Curated this year by Diskollektiv – Andrey Arnold, Valerie Dirk, Iris Fraueneder, and Ulrike Wirth – the Crossing Europe Tribute embarks on a film-historical trip through the Western Europe of the 1980s.
Odyssey through Western Europe
There is no stopping the 1980s. While collective nostalgia for other decades may come and go, the one for the proverbial “eighties” tenaciously remains in the limelight of pop culture, being rediscovered by each and every generation. The accompanying fantasies are often fueled by the aesthetic reservoir of American film history. But what about European eighties cinema? Was it not as gaudy and vibrant? This historical program presents what makes the mythological space of the European Eighties – in the context of an odyssey through its capitalism-dominated West.Milieus, hairdos, and emancipations
The background to this little retrospective is a two-fold amazement. The first one is: What, Chantal Akerman made a musical comedy? Also: Why have Akerman’s singing, dancing hairdressers from GOLDEN EIGHTIES not yet achieved cult status? Because evidently, the desire for consumerism (critique) and perms has not subsided.The Tribute very gleefully caters to said desire.

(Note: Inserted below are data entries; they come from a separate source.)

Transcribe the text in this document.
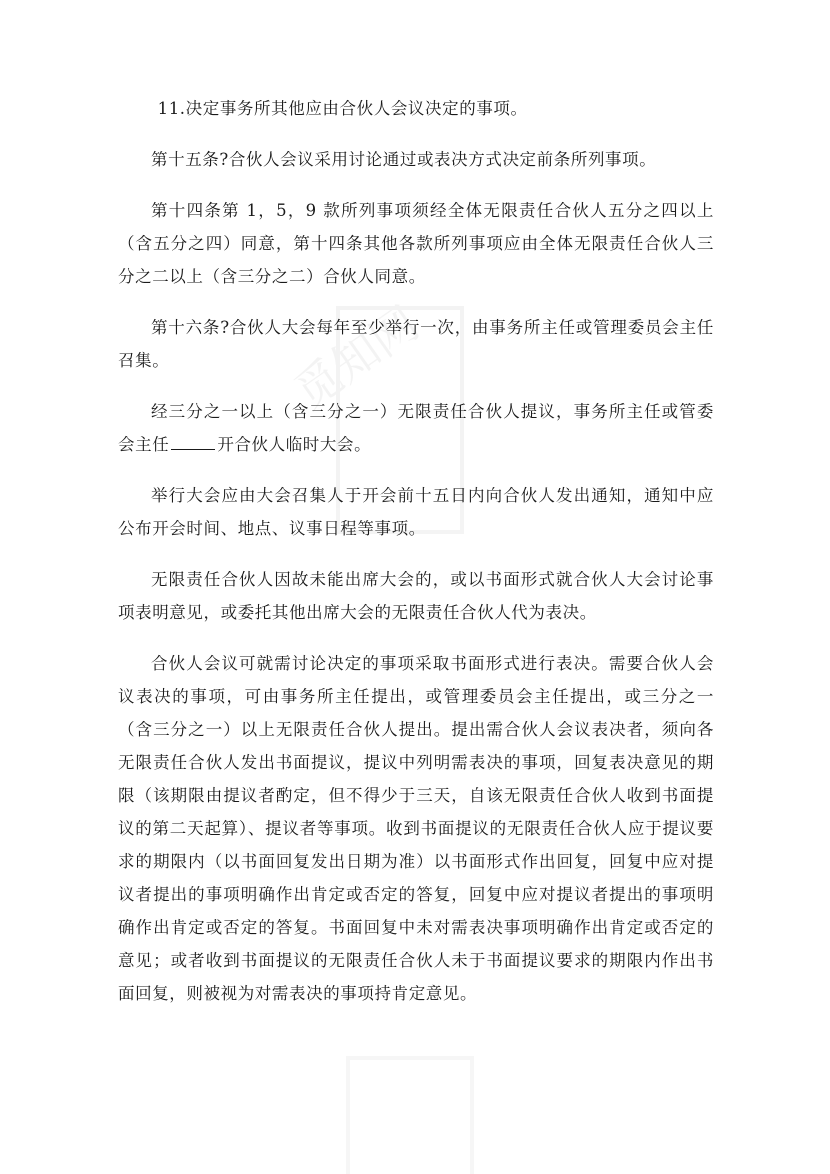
觅知网

11.决定事务所其他应由合伙人会议决定的事项。

第十五条?合伙人会议采用讨论通过或表决方式决定前条所列事项。

第十四条第 1，5，9 款所列事项须经全体无限责任合伙人五分之四以上（含五分之四）同意，第十四条其他各款所列事项应由全体无限责任合伙人三分之二以上（含三分之二）合伙人同意。

第十六条?合伙人大会每年至少举行一次，由事务所主任或管理委员会主任召集。

经三分之一以上（含三分之一）无限责任合伙人提议，事务所主任或管委会主任	开合伙人临时大会。

举行大会应由大会召集人于开会前十五日内向合伙人发出通知，通知中应公布开会时间、地点、议事日程等事项。

无限责任合伙人因故未能出席大会的，或以书面形式就合伙人大会讨论事项表明意见，或委托其他出席大会的无限责任合伙人代为表决。

合伙人会议可就需讨论决定的事项采取书面形式进行表决。需要合伙人会议表决的事项，可由事务所主任提出，或管理委员会主任提出，或三分之一（含三分之一）以上无限责任合伙人提出。提出需合伙人会议表决者，须向各无限责任合伙人发出书面提议，提议中列明需表决的事项，回复表决意见的期限（该期限由提议者酌定，但不得少于三天，自该无限责任合伙人收到书面提议的第二天起算）、提议者等事项。收到书面提议的无限责任合伙人应于提议要求的期限内（以书面回复发出日期为准）以书面形式作出回复，回复中应对提议者提出的事项明确作出肯定或否定的答复，回复中应对提议者提出的事项明确作出肯定或否定的答复。书面回复中未对需表决事项明确作出肯定或否定的意见；或者收到书面提议的无限责任合伙人未于书面提议要求的期限内作出书面回复，则被视为对需表决的事项持肯定意见。
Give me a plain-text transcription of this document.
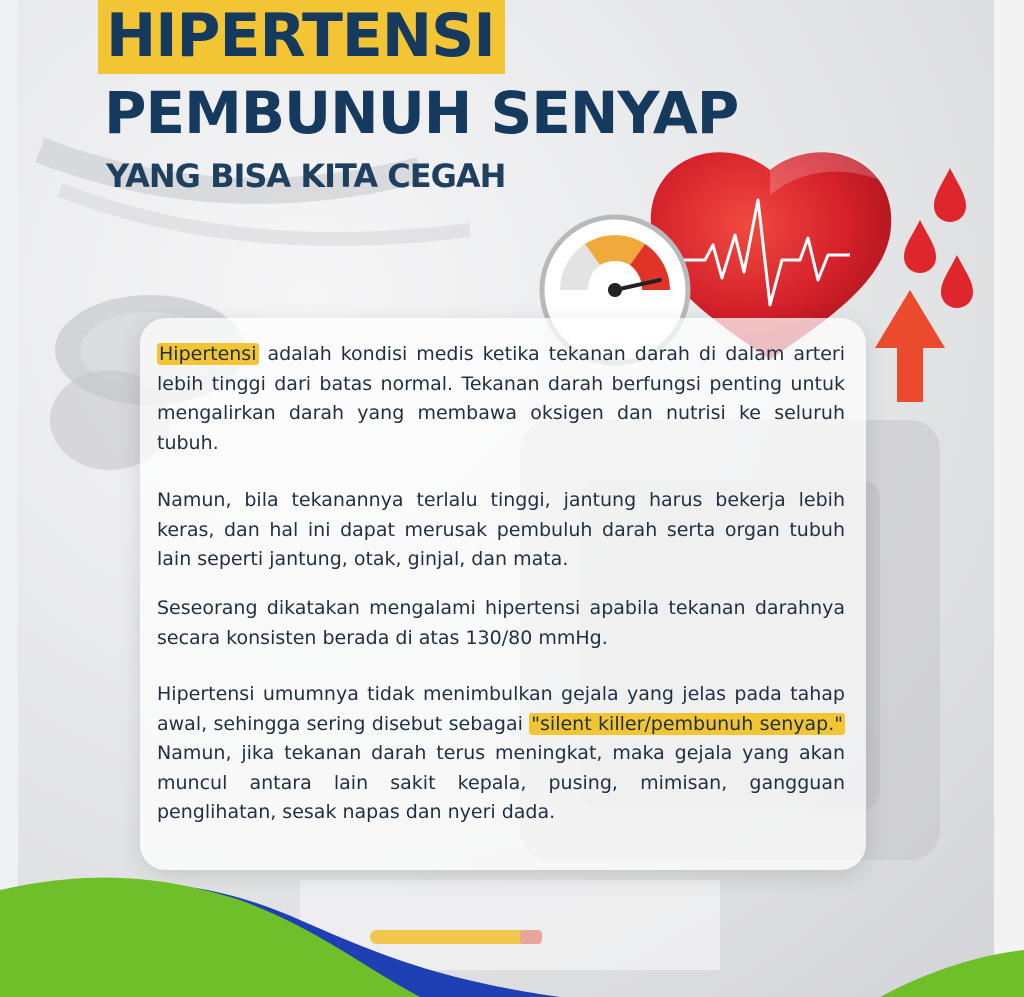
HIPERTENSI
PEMBUNUH SENYAP
YANG BISA KITA CEGAH

Hipertensi adalah kondisi medis ketika tekanan darah di dalam arteri lebih tinggi dari batas normal. Tekanan darah berfungsi penting untuk mengalirkan darah yang membawa oksigen dan nutrisi ke seluruh tubuh.

Namun, bila tekanannya terlalu tinggi, jantung harus bekerja lebih keras, dan hal ini dapat merusak pembuluh darah serta organ tubuh lain seperti jantung, otak, ginjal, dan mata.

Seseorang dikatakan mengalami hipertensi apabila tekanan darahnya secara konsisten berada di atas 130/80 mmHg.

Hipertensi umumnya tidak menimbulkan gejala yang jelas pada tahap awal, sehingga sering disebut sebagai "silent killer/pembunuh senyap." Namun, jika tekanan darah terus meningkat, maka gejala yang akan muncul antara lain sakit kepala, pusing, mimisan, gangguan penglihatan, sesak napas dan nyeri dada.
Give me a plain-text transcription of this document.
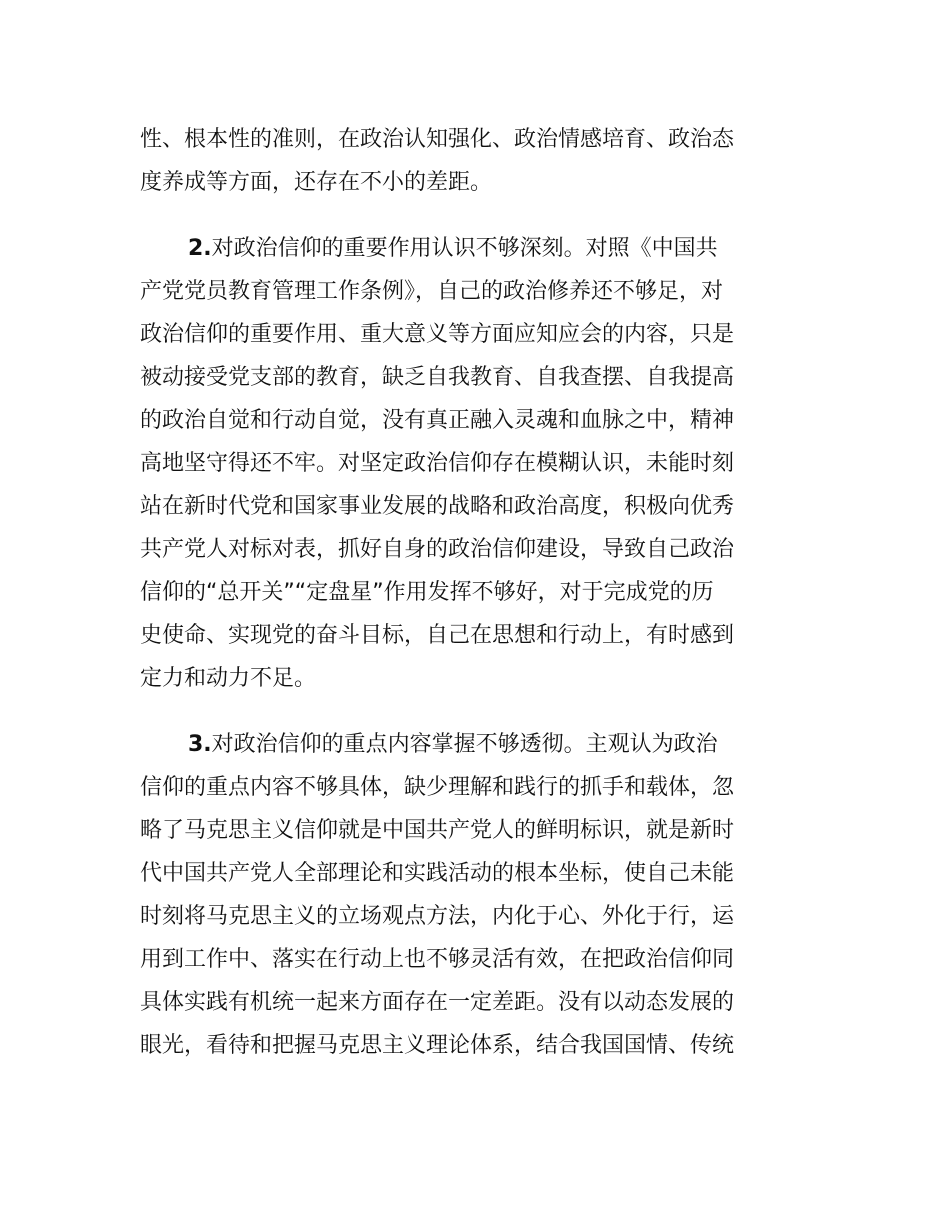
性、根本性的准则，在政治认知强化、政治情感培育、政治态
度养成等方面，还存在不小的差距。
2.对政治信仰的重要作用认识不够深刻。对照《中国共
产党党员教育管理工作条例》，自己的政治修养还不够足，对
政治信仰的重要作用、重大意义等方面应知应会的内容，只是
被动接受党支部的教育，缺乏自我教育、自我查摆、自我提高
的政治自觉和行动自觉，没有真正融入灵魂和血脉之中，精神
高地坚守得还不牢。对坚定政治信仰存在模糊认识，未能时刻
站在新时代党和国家事业发展的战略和政治高度，积极向优秀
共产党人对标对表，抓好自身的政治信仰建设，导致自己政治
信仰的“总开关”“定盘星”作用发挥不够好，对于完成党的历
史使命、实现党的奋斗目标，自己在思想和行动上，有时感到
定力和动力不足。
3.对政治信仰的重点内容掌握不够透彻。主观认为政治
信仰的重点内容不够具体，缺少理解和践行的抓手和载体，忽
略了马克思主义信仰就是中国共产党人的鲜明标识，就是新时
代中国共产党人全部理论和实践活动的根本坐标，使自己未能
时刻将马克思主义的立场观点方法，内化于心、外化于行，运
用到工作中、落实在行动上也不够灵活有效，在把政治信仰同
具体实践有机统一起来方面存在一定差距。没有以动态发展的
眼光，看待和把握马克思主义理论体系，结合我国国情、传统
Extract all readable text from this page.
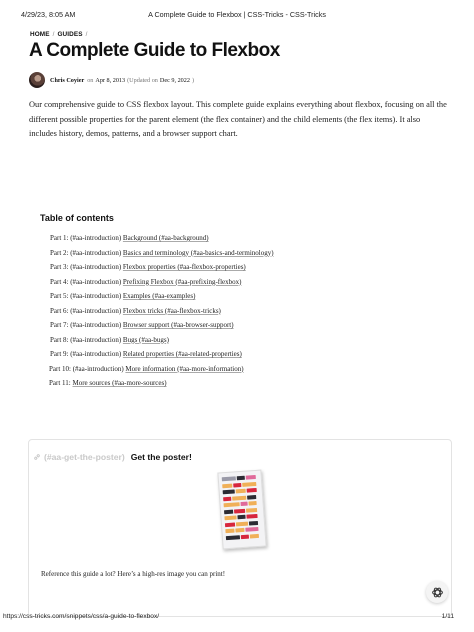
4/29/23, 8:05 AM	A Complete Guide to Flexbox | CSS-Tricks - CSS-Tricks
HOME / GUIDES /
A Complete Guide to Flexbox
Chris Coyier on Apr 8, 2013 (Updated on Dec 9, 2022 )

Our comprehensive guide to CSS flexbox layout. This complete guide explains everything about flexbox, focusing on all the different possible properties for the parent element (the flex container) and the child elements (the flex items). It also includes history, demos, patterns, and a browser support chart.

Table of contents
Part 1: (#aa-introduction) Background (#aa-background)
Part 2: (#aa-introduction) Basics and terminology (#aa-basics-and-terminology)
Part 3: (#aa-introduction) Flexbox properties (#aa-flexbox-properties)
Part 4: (#aa-introduction) Prefixing Flexbox (#aa-prefixing-flexbox)
Part 5: (#aa-introduction) Examples (#aa-examples)
Part 6: (#aa-introduction) Flexbox tricks (#aa-flexbox-tricks)
Part 7: (#aa-introduction) Browser support (#aa-browser-support)
Part 8: (#aa-introduction) Bugs (#aa-bugs)
Part 9: (#aa-introduction) Related properties (#aa-related-properties)
Part 10: (#aa-introduction) More information (#aa-more-information)
Part 11: More sources (#aa-more-sources)
(#aa-get-the-poster) Get the poster!

Reference this guide a lot? Here’s a high-res image you can print!

https://css-tricks.com/snippets/css/a-guide-to-flexbox/	1/11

However, and unlike the yuppie adulation of many U.S. eighties retrotopias, it specifically spotlights the European middle-class milieus of that era, contemplating them from a primarily feminist perspective.
The setting of GOLDEN EIGHTIES, a department store with a boutique and hair salon, provides a linchpin appearing in different variations in all five films; of which only one is a musical, but (live) music, singing or theatrics play a role in all of them.
Another idea guiding the program was the desire to narrate key eighties issues like neoliberalism or the dismantling of the welfare state, as well as iconic characters like the “bra burner” or the “career woman” with the help of experimental debut features or the courageous re-orientations of established directors.
We found them in the living rooms of Black British Cinema, in a Dutch courtroom, in a sternly ruled queer-feminist pleasure villa in Hamburg – and on a car journey visiting the department stores of Switzerland. Despite all the heterogeneousness of the presented films, some of which absolutely do have niche cult status but are not considered canonic eighties cinema, our audience is invited to be surprised to find that these works are characteristic of the European Eighties. (Diskollektiv)
Films of the section:

BURNING AN ILLUSION (GB 1981)
Director: Menelik Shabazz, 106 min.

Collections CINEMATEK © Chantal Akerman Foundation
GOLDEN EIGHTIES (FR/BE/CH 1986)
Director: Chantal Akerman, 96 min.

REISENDER KRIEGER DIRECTOR'S CUT / TRAVELLING WARRIOR DIRECTOR'S CUT (CH 1981/2008)
Director: Christian Schocher, 142 min.

DE STILTE ROND CHRISTINE M. / A QUESTION OF SILENCE (NL 1982)
Director: Marleen Gorris, 96 min.

VERFÜHRUNG: DIE GRAUSAME FRAU / SEDUCTION: THE CRUEL WOMAN (DE 1985)
Director: Elfi Mikesch & Monika Treut, 88 min.